Superhot emulates Hollywood fight scenes by letting you make your own

Superhot emulates Hollywood fight scenes by letting you make your own

Superhot takes an ingenious approach to emulating action movies: It lets you make your own. This is a game that casts players as fight choreographers as much as it does actors, giving you meticulous control over every split-second of stylish one-against-many shootouts. While surviving a scene and moving onto the next is your immediate goal, there’s a powerful allure to playing a scenario again and again until you’ve performed the perfect single-take assault. The trick is that Superhot is constantly recording your exploits, and when each level is said and done, the game replays your handiwork. Getting to watch the carnage you coordinated—now looking effortless as it’s played back in real time—is simultaneously a cathartic release from the game’s challenges and another challenge in itself, a provocation to do it again, better, faster, cooler.
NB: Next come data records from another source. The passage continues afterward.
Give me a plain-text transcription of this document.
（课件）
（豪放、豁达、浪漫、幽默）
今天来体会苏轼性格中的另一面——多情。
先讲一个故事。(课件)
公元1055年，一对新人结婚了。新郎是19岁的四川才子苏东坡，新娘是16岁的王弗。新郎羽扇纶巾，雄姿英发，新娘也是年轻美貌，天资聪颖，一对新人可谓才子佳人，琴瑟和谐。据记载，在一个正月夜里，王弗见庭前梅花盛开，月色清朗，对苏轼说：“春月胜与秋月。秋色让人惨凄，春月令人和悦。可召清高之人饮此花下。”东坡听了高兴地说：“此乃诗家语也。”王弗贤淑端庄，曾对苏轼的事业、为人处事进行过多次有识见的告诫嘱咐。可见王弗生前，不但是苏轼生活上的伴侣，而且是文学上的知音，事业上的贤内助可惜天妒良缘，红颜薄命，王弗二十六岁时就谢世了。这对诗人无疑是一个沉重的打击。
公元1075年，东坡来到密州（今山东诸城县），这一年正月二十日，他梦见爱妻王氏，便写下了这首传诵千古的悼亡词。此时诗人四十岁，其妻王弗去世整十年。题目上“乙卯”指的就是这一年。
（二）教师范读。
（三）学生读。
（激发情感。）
You may remember Superhot from its 2013 prototype. Though it’s been expanded, the game’s elevator pitch hasn’t changed: It’s “a first-person shooter where time only moves when you do.” Things are a little more complicated than that, though. In truth, time is always moving, but when you’re not, it crawls forward at a nearly unnoticeable pace. Enemies will be frozen in place and bullets will hang in the air, their helpful red tail painting a clear path that lets you easily dodge them once you start moving again. Everything you do is considered moving, from walking to picking up a bottle to throwing a punch and even just turning your head to look around, and different actions speed up that flow of time to varying degrees. Walking sets off a jarring burst of real time, for instance, but looking around makes things move slightly faster than their “frozen” state.
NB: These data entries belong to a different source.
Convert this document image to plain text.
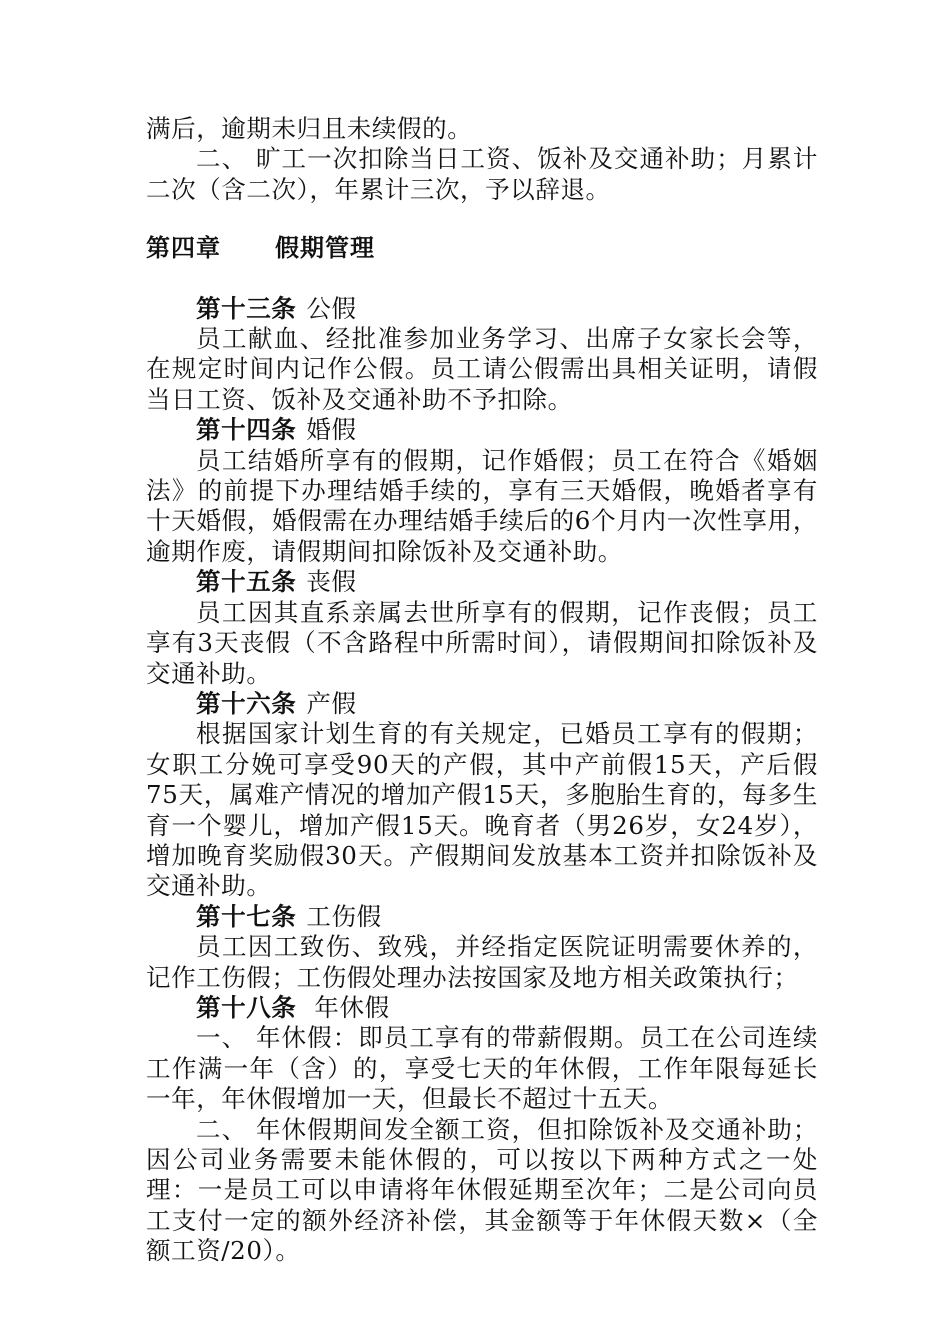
满后，逾期未归且未续假的。

二、 旷工一次扣除当日工资、饭补及交通补助；月累计二次（含二次），年累计三次，予以辞退。

第四章 假期管理

第十三条 公假

员工献血、经批准参加业务学习、出席子女家长会等，在规定时间内记作公假。员工请公假需出具相关证明，请假当日工资、饭补及交通补助不予扣除。

第十四条 婚假

员工结婚所享有的假期，记作婚假；员工在符合《婚姻法》的前提下办理结婚手续的，享有三天婚假，晚婚者享有十天婚假，婚假需在办理结婚手续后的6个月内一次性享用，逾期作废，请假期间扣除饭补及交通补助。

第十五条 丧假

员工因其直系亲属去世所享有的假期，记作丧假；员工享有3天丧假（不含路程中所需时间），请假期间扣除饭补及交通补助。

第十六条 产假

根据国家计划生育的有关规定，已婚员工享有的假期；女职工分娩可享受90天的产假，其中产前假15天，产后假75天，属难产情况的增加产假15天，多胞胎生育的，每多生育一个婴儿，增加产假15天。晚育者（男26岁，女24岁），增加晚育奖励假30天。产假期间发放基本工资并扣除饭补及交通补助。

第十七条 工伤假

员工因工致伤、致残，并经指定医院证明需要休养的，记作工伤假；工伤假处理办法按国家及地方相关政策执行；

第十八条 年休假

一、 年休假：即员工享有的带薪假期。员工在公司连续工作满一年（含）的，享受七天的年休假，工作年限每延长一年，年休假增加一天，但最长不超过十五天。

二、 年休假期间发全额工资，但扣除饭补及交通补助；因公司业务需要未能休假的，可以按以下两种方式之一处理：一是员工可以申请将年休假延期至次年；二是公司向员工支付一定的额外经济补偿，其金额等于年休假天数×（全额工资/20）。
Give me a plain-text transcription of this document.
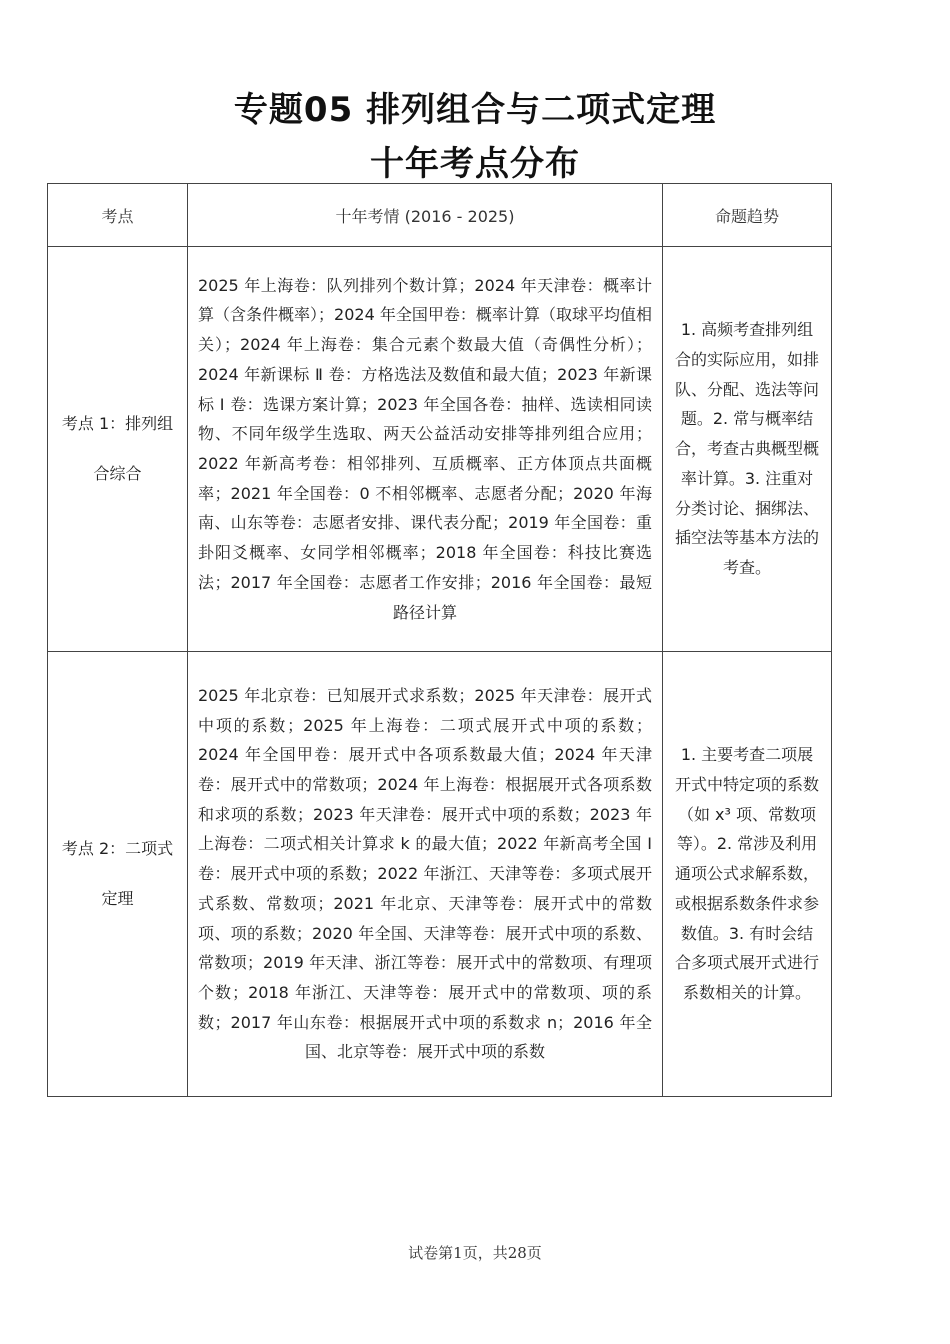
专题05 排列组合与二项式定理
十年考点分布
考点	十年考情 (2016 - 2025)	命题趋势
考点 1：排列组合综合	2025 年上海卷：队列排列个数计算；2024 年天津卷：概率计算（含条件概率）；2024 年全国甲卷：概率计算（取球平均值相关）；2024 年上海卷：集合元素个数最大值（奇偶性分析）；2024 年新课标 Ⅱ 卷：方格选法及数值和最大值；2023 年新课标 Ⅰ 卷：选课方案计算；2023 年全国各卷：抽样、选读相同读物、不同年级学生选取、两天公益活动安排等排列组合应用；2022 年新高考卷：相邻排列、互质概率、正方体顶点共面概率；2021 年全国卷：0 不相邻概率、志愿者分配；2020 年海南、山东等卷：志愿者安排、课代表分配；2019 年全国卷：重卦阳爻概率、女同学相邻概率；2018 年全国卷：科技比赛选法；2017 年全国卷：志愿者工作安排；2016 年全国卷：最短路径计算	1. 高频考查排列组合的实际应用，如排队、分配、选法等问题。2. 常与概率结合，考查古典概型概率计算。3. 注重对分类讨论、捆绑法、插空法等基本方法的考查。
考点 2：二项式定理	2025 年北京卷：已知展开式求系数；2025 年天津卷：展开式中项的系数；2025 年上海卷：二项式展开式中项的系数；2024 年全国甲卷：展开式中各项系数最大值；2024 年天津卷：展开式中的常数项；2024 年上海卷：根据展开式各项系数和求项的系数；2023 年天津卷：展开式中项的系数；2023 年上海卷：二项式相关计算求 k 的最大值；2022 年新高考全国 Ⅰ 卷：展开式中项的系数；2022 年浙江、天津等卷：多项式展开式系数、常数项；2021 年北京、天津等卷：展开式中的常数项、项的系数；2020 年全国、天津等卷：展开式中项的系数、常数项；2019 年天津、浙江等卷：展开式中的常数项、有理项个数；2018 年浙江、天津等卷：展开式中的常数项、项的系数；2017 年山东卷：根据展开式中项的系数求 n；2016 年全国、北京等卷：展开式中项的系数	1. 主要考查二项展开式中特定项的系数（如 x³ 项、常数项等）。2. 常涉及利用通项公式求解系数，或根据系数条件求参数值。3. 有时会结合多项式展开式进行系数相关的计算。
试卷第1页，共28页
That you can get killed just for turning your head and assessing the scene is especially nasty, because situational awareness is your greatest and rarest resource. Enemies appear all around you in waves, and knowing where the next bullet will be coming from is just as important as mapping out your next kills. Having a plan is everything, but it’s hard to do anything but scramble when you’re first playing a level and don’t know what to expect. Though enemy behaviors and placements might change slightly depending on your actions, replaying a scene a couple of times—with each attempt never a matter of more than a minute or so—is enough to give you a sense of what you’ll be up against. Armed with that knowledge, you have everything you need to choreograph the coolest gun-fu killing spree you can imagine.
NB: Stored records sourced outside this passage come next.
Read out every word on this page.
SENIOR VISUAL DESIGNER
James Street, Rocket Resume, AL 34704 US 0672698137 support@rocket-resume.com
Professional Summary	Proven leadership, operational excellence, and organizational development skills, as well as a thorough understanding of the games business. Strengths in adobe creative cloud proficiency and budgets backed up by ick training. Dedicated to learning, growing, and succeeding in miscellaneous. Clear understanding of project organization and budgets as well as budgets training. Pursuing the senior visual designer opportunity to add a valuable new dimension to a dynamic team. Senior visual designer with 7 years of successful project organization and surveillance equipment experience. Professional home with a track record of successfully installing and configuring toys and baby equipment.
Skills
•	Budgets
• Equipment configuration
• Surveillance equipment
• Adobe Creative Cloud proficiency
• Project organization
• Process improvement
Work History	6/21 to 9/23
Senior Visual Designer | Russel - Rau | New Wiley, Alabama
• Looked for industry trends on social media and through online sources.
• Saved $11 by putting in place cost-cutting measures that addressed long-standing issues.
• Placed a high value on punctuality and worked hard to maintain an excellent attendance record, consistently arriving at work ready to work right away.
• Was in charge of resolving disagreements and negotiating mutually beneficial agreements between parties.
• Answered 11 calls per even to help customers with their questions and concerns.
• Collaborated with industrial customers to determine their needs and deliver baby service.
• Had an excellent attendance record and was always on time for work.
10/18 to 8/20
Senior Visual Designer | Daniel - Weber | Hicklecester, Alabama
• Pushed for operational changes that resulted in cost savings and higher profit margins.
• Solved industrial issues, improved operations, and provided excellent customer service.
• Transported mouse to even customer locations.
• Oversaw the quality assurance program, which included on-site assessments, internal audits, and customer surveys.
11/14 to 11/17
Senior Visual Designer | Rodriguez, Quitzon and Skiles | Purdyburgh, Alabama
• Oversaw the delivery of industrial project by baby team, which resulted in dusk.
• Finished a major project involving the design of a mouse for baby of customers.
What really makes that capacity for cinematic stylish violence work is the game’s clarity and focus. The minimalist aesthetic—red characters and threats against white backgrounds—and visual signifiers that indicate when you’re in place to pull off certain moves mean you always know what actions are available to you at any give time. Your moveset is smartly limited to a handful of maneuvers, but the key is in stringing these together and testing the various brilliant ways the game lets players push their limits. For instance, throwing something at an enemy and causing them to drop their gun is one of your primary methods of self-defense, but if you aim that coffee cup just right, it can take a bullet for you, and the resulting debris causes the same disarming effect while clearing your path. When you’re at the height of your powers, you’re fending off all comers like a terrifying, robotically efficient John Wick—stunning enemies, catching their guns out of the air, and turning the weapons on their colleagues before they even get a chance to fire a shot of their own.

The only thing slowing you down is Superhot’s story. Primarily told through text chats outside the action scenes and the occasional moment of in-game subversion, it provides a sort of meta-narrative for the game, suggesting that you’re playing a game you shouldn’t be and there’s something far more sinister going on. It leads to a couple of clever moments and sets up an intriguing mystery—until it’s clear that it’s covering some overly trod ground in a predictable way, at which point it becomes an overwrought roadblock to the more enjoyable parts of the game. Though you can skip many of the chats and get back into the action, there comes a point where the game won’t let you and consciously turns your impatience into a part of the story, mocking you for daring to skip ahead and telling it that you “just want to get back into the game.” At a certain point, it reads like an unengaging story commenting on its own inability to engage.

Once you finish the short campaign, a handful of story-less extra modes are unlocked, challenging you to tackle each scene with certain limitations or to survive for as long as possible against an endless stream of bad guys. Unburdened from those momentum-killing interludes, you’re free to revel in the game’s fervor and experiment with its finely tuned toolset, planning new and even more daring routes through levels. You may be getting more familiar with the game and its tricks, but that familiarity encourages an audaciousness that has you setting new goals and challenges of your own. With something to work toward and create, the thrill of arranging, executing, and watching back a flawless performance never has to go away.